Table of content:
Orchestration in EDGELESS happens at two levels:
- higher level orchestration is done by the ε-CON at cluster level (remember that a cluster may include multiple non-overlapping orchestration domains) and it maps (logical) function to orchestration domains;
- lower level orchestration is done by the ε-ORC within its orchestration domain, and it maps every (logical) function to one or multiple workers running on the orchestration domain nodes.
Work in progress.
The ε-ORC implements a basic orchestration policy that:
- honors the deployment requirements, and
- ensures that one function instance is maintained in execution for all the accepted logical functions, if possible based on the deployment requirements.
If it is currently not possible to maintain in execution a function instance of
a given logical function, the ε-ORC will continue trying to create the
function instance every keep_alive_interval_secs
(in the configuration file).
The same period is also used to poll all the nodes in an orchestration domain: if a node does not respond, then it is immediately removed from the list of active nodes and its functions/resources are relocated to other nodes, if possible.
In all cases, the ε-ORC ensures that "patching", i.e., the interconnections among function instances and resources for the exchange of events, is kept up-to-date with the current components in execution.
Algorithms:
- If there are multiple resource providers that can host a resource, the ε-ORC selects one at random.
- If there are multiple nodes that can host a function instance, the ε-ORC
uses one of the two basic strategies (which can be selected in the
configuration file with
orchestration_strategy
):Random
: each node is assigned a weight equal to the product of the advertised number of CPUs, advertised number of cores per CPU, and advertised core frequency; then the node is selected using a weighted uniform random distribution;RoundRobin
: the ε-ORC keeps track of the last node used and assigns the next one (with wrap-around) among those eligible; note that this strategy does not guarantee fairness if functions with different deployment requirements are requested.
The ε-ORC offers two optional mechanisms through a proxy:
- Exposing the interval status and enabling delegated orchestration.
- Collecting application metrics.
The following diagram illustrates these mechanisms, which are described separately below.
This feature currently requires an external Redis in-memory database, which is used to:
- mirror the internal data structures of the ε-ORC: these are updated periodically by ε-ORC and read by the delegated orchestrator to take its decisions, and
- receive orchestration intents: once the delegated orchestrator has taken a decision it informs the ε-ORC by updating the in-memory database with its intents, which will be promptly enforced, if possible.
The in-memory database is flushed by the ε-ORC when it starts.
The Redis proxy is enabled by means of the following section in orchestrator.toml
:
[proxy]
proxy_type = "Redis"
redis_url = "redis://127.0.0.1:6379"
The ε-ORC internal status is serialized to Redis by means of the following entries:
Key | Value | struct |
---|---|---|
nodes:capabilities:UUID | JSON object representing the capabilities of the node with given UUID | NodeCapabilities |
node:health:UUID | JSON object representing the health status of the node with given UUID | NodeHealthStatus |
performance:function_execution_time:UUID | List of function execution times of the function with the given physical UUID, in fractional seconds, each associated with a timestamp with a millisecond resolution taken by the ε-ORC (format exec_time,timestamp ) |
NodePerformanceSamples |
provider:ID | JSON object representing the configuration of the resource provider with given ID | ResourceProvider |
instance:UUID | JSON object including the annotations of the function with given logical UUID and the currently active instances (each with node identifier and physical function identifier) | ActiveInstance |
dependency:UUID | JSON object representing the dependencies of the function with given logical UUID through a map of output channel names to logical function identifiers | HashMap<Uuid, HashMap<String, Uuid>> |
Currently, we only support one intent type, which allows the delegated orchestrator to migrate one function instance from its current node to another.

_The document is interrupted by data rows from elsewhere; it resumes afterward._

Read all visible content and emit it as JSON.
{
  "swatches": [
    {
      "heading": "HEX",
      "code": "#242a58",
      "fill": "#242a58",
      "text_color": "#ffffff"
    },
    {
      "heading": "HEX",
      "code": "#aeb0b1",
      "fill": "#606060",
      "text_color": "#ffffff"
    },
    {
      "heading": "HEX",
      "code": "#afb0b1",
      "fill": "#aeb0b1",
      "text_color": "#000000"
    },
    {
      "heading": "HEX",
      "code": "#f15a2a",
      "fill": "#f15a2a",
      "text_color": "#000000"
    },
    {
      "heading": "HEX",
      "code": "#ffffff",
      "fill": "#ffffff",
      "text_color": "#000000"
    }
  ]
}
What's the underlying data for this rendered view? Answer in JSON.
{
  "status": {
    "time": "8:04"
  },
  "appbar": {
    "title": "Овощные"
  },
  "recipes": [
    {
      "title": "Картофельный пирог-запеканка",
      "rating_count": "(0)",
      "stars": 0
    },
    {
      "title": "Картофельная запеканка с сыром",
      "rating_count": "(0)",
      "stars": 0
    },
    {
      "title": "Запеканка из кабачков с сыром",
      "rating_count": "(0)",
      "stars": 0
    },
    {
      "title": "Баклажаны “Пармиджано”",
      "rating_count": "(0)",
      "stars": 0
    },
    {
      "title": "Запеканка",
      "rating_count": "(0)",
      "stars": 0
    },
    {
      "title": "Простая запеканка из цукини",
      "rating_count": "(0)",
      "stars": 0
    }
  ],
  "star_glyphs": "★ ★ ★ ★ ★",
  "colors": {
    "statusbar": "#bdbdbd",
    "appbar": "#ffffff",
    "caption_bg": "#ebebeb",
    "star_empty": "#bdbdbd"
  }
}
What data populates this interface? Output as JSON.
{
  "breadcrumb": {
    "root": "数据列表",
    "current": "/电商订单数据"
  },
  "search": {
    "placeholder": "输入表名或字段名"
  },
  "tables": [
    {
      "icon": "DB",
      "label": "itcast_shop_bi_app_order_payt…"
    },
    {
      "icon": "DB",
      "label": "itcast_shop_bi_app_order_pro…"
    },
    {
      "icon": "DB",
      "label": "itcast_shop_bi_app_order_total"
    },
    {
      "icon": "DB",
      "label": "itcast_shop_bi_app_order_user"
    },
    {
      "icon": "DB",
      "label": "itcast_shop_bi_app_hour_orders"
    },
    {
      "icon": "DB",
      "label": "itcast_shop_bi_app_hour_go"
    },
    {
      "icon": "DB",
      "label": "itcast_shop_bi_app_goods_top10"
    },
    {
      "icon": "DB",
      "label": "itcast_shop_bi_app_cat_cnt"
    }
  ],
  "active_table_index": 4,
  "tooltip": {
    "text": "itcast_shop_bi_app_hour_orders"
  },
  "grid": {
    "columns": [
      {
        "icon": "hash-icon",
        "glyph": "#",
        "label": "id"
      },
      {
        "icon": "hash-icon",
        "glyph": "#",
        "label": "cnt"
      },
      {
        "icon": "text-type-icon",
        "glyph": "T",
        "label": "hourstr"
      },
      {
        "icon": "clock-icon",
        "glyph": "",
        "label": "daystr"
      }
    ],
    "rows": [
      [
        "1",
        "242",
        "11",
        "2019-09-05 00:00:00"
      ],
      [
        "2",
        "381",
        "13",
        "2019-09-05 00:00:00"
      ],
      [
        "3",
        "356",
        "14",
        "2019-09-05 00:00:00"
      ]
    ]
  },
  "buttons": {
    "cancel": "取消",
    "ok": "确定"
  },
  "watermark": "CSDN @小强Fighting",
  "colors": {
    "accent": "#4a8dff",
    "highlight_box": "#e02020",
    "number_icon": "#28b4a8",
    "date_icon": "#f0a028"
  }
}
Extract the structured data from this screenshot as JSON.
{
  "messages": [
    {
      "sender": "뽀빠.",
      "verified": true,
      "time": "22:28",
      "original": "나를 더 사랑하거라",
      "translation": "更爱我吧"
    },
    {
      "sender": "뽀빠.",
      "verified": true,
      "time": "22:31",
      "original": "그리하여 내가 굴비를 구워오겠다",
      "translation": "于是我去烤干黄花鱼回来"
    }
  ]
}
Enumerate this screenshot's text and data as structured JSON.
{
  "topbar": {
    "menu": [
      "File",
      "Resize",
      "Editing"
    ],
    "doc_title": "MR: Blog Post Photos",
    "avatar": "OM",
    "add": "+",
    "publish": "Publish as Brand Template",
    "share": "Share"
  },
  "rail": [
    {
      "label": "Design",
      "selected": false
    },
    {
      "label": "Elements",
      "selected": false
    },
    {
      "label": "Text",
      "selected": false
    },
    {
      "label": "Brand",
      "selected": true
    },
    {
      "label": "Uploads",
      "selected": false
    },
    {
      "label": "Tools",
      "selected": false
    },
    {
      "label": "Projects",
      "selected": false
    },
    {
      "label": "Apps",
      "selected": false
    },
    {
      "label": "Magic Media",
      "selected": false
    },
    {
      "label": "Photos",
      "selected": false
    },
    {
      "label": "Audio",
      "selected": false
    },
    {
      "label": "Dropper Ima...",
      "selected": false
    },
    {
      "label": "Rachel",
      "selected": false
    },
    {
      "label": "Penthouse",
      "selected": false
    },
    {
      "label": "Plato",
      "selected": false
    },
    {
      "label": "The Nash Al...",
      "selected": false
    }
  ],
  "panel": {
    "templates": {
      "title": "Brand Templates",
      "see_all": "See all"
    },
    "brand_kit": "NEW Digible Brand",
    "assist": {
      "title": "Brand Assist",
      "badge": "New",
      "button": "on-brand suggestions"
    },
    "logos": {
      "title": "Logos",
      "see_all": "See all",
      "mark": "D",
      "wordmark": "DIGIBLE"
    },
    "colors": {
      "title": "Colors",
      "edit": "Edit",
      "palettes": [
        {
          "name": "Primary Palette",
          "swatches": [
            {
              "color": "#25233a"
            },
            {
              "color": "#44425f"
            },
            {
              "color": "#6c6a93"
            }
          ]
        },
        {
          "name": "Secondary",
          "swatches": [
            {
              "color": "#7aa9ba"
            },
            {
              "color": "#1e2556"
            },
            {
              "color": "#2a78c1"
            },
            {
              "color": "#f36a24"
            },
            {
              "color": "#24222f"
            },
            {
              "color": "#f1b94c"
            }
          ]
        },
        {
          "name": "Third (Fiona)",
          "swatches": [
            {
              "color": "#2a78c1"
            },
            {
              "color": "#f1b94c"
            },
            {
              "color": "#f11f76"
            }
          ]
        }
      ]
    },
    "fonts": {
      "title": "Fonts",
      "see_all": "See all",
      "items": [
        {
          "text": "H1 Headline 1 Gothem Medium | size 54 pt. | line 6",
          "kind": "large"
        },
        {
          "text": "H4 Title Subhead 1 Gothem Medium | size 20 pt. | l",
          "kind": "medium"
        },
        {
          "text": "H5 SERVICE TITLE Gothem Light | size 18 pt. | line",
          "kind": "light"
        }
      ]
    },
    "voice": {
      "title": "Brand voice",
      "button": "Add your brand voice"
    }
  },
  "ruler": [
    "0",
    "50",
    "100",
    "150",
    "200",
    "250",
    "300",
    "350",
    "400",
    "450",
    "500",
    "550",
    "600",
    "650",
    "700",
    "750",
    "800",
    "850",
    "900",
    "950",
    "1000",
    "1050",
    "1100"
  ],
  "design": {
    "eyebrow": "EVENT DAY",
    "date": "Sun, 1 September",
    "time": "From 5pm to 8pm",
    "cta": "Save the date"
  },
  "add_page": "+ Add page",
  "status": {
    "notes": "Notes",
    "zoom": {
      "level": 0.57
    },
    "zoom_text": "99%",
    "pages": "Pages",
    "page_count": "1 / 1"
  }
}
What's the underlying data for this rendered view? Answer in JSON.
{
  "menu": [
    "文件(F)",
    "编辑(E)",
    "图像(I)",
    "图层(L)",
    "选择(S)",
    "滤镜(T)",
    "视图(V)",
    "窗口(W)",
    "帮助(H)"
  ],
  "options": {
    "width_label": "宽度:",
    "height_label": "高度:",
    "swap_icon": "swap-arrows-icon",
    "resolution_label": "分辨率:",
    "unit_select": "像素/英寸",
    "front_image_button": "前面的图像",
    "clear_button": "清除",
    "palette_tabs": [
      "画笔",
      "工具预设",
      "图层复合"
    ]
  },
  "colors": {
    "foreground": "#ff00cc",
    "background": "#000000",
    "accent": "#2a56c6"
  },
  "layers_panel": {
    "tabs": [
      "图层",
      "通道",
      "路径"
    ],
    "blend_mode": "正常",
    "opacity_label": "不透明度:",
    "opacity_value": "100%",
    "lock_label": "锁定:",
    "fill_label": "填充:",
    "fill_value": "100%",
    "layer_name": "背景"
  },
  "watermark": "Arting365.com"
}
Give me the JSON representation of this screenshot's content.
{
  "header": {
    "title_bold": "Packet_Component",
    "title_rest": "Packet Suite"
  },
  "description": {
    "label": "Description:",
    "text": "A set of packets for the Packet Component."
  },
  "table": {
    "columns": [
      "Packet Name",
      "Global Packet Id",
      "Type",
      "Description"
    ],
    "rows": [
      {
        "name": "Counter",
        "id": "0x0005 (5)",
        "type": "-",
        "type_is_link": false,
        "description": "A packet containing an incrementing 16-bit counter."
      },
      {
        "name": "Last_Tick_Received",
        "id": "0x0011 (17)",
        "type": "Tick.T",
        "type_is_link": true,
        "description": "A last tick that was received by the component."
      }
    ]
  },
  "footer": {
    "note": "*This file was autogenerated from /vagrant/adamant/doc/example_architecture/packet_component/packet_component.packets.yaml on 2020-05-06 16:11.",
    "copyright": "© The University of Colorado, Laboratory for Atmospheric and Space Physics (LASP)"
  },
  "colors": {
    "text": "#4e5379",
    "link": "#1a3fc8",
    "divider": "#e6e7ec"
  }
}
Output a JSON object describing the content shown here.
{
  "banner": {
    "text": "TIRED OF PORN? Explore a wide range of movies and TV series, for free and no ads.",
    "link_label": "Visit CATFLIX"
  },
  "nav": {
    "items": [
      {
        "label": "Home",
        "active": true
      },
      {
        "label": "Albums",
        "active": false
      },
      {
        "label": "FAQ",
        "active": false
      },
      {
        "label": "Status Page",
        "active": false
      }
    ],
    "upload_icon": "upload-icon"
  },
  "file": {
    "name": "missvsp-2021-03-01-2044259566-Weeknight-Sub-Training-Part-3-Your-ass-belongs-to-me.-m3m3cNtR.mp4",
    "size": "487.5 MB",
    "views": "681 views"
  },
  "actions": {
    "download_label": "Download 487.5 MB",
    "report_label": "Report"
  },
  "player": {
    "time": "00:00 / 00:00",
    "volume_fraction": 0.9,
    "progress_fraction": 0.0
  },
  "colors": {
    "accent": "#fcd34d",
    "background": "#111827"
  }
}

Note that this operation must be feasible according to the deployment requirements, otherwise it will be ignored by the ε-ORC. For instance, if the latter receives a request to migrate a function instance for which only nodes running in a TEE are allowed to a node that is not running in a TEE, the ε-ORC will not enforce the intent.
To migrate the function with logical identifier FID
to the node with identifier NODE
, the delegated orchestrator has two update two keys in the in-memory database:
- Set the key
intent:migrate:FID
toNODE
- Append the key
intent:migrate:FID
to the listintents
Multiple intents can be submitted at the same time: the ε-ORC will process them in order from head to tail.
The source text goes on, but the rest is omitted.